Según sus estudios, la falta de agua segura, saneamiento e higiene provoca al menos 1,4 millones de muertes evitables al año. Además, 106 millones de personas siguen bebiendo directamente de ríos, lagos u otras fuentes superficiales sin tratar, mientras que 354 millones todavía practican la defecación al aire libre.

“Esas condiciones facilitan la propagación de enfermedades y afectan especialmente a las comunidades rurales, las poblaciones desplazadas, y a quienes viven en zonas donde los servicios públicos son más débiles”, indicó un reporte de la organización divulgado este lunes 20.

Los riesgos están aumentando debido al cambio climático -que eleva las temperaturas promedio en muchas regiones y altera ciclos de lluvias y sequías-, los brotes de enfermedades, la migración y el envejecimiento de las infraestructuras.

Las sequías reducen la disponibilidad de agua, mientras que las inundaciones pueden contaminar fuentes y dañar redes de distribución.

La OMS advierte, además, de que muchas instalaciones sanitarias carecen de servicios básicos: en 2023, alrededor de 1100 millones de personas fueron atendidas en centros sin agua suficiente, 1700 millones en instalaciones sin servicios básicos de higiene y 2800 millones en centros sin una gestión adecuada de los residuos.

De ese modo, el acceso al agua potable, al saneamiento y a la higiene sigue siendo uno de los mayores desafíos para la salud pública mundial.

Aunque se han logrado avances desde 2015, unos 2100 millones de personas todavía no disponen de agua potable gestionada de forma segura, y 3400 millones carecen de servicios de saneamiento adecuados.

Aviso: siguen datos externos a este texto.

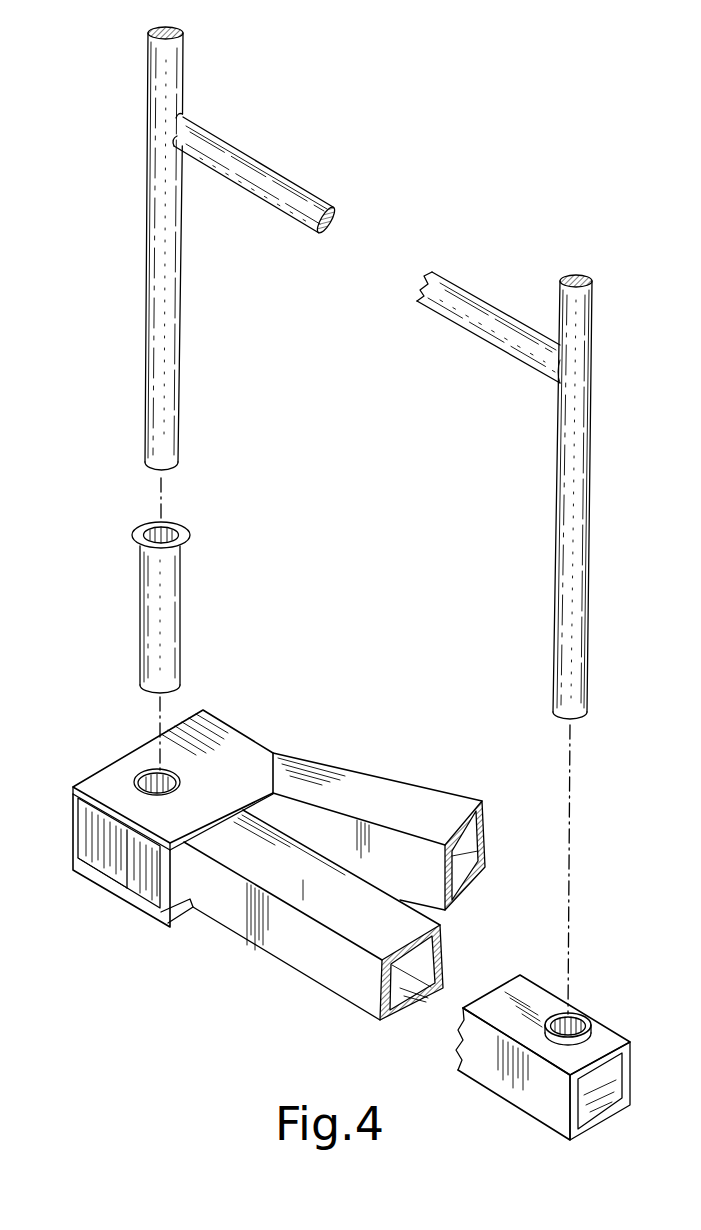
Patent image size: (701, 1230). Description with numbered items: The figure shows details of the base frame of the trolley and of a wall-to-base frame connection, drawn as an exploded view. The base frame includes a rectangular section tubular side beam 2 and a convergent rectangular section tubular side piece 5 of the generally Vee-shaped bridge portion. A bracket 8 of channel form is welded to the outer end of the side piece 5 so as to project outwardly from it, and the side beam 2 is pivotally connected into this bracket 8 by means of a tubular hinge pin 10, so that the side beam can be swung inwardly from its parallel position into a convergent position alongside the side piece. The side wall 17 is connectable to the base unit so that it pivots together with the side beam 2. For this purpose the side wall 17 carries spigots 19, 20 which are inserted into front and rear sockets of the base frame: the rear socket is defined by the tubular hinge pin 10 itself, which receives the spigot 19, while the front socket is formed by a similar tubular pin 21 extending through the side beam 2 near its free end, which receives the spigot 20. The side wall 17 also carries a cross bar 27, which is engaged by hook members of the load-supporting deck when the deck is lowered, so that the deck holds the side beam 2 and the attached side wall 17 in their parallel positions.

The side beam 2 is at (313, 972).
The side piece 5 is at (367, 792).
The bracket 8 is at (223, 757).
The tubular hinge pin 10 is at (158, 618).
The side wall 17 is at (136, 431).
The spigot 19 is at (158, 362).
The spigot 20 is at (577, 470).
The tubular pin 21 is at (581, 1017).
The cross bar 27 is at (275, 193).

La propuesta de la OMS es desarrollar una nueva estrategia para la próxima década, para fortalecer el apoyo a los países, movilizar inversiones y mejorar la coordinación entre los sectores de la salud, el agua y el medio ambiente, en particular frente a los riesgos crecientes como sequías, inundaciones y brotes de enfermedades.

Un objetivo es que la gestión segura del agua, el saneamiento, la higiene y los residuos en hogares, escuelas, centros de salud y otros espacios dejen de considerarse una cuestión aislada de infraestructura y pasen a entenderse como una parte esencial de la protección de la salud.

La OMS, con sede en esta ciudad suiza, aclara que no construye tuberías ni sistemas de alcantarillado: establece estándares de salud, ofrece asesoramiento técnico, y ayuda a los países a crear servicios seguros, regulados y sostenibles, especialmente en comunidades rurales, zonas frágiles y lugares afectados por emergencias.

A pesar de la magnitud del problema, la organización destaca que las políticas adecuadas producen resultados.

Desde 1990, las muertes por enfermedades diarreicas disminuyeron cerca de 80 %, más de 2000 millones de personas han obtenido acceso a agua potable gestionada de forma segura y casi 3000 millones han accedido a mejores servicios de saneamiento.

Estas mejoras muestran que invertir en agua, higiene y saneamiento previene enfermedades y reduce la presión sobre hospitales y sistemas de salud.

El informe señala que una mejor gestión del agua y los residuos también puede ayudar a prevenir infecciones en los hospitales, controlar brotes como el cólera y reducir enfermedades transmitidas por mosquitos.

Asimismo, destaca el potencial de analizar las aguas residuales para detectar de forma temprana la circulación de virus y otros agentes infecciosos, una herramienta que puede complementar la vigilancia clínica y permitir respuestas más rápidas ante futuras emergencias.

La nueva estrategia pone especial énfasis en hacer que los sistemas de agua y saneamiento sean capaces de resistir sequías, inundaciones, olas de calor y otros fenómenos cada vez más frecuentes.

La organización también busca fortalecer la recopilación de datos, apoyar a los gobiernos en la elaboración de normas, y mejorar la cooperación entre ministerios, reguladores, proveedores de servicios y organismos internacionales.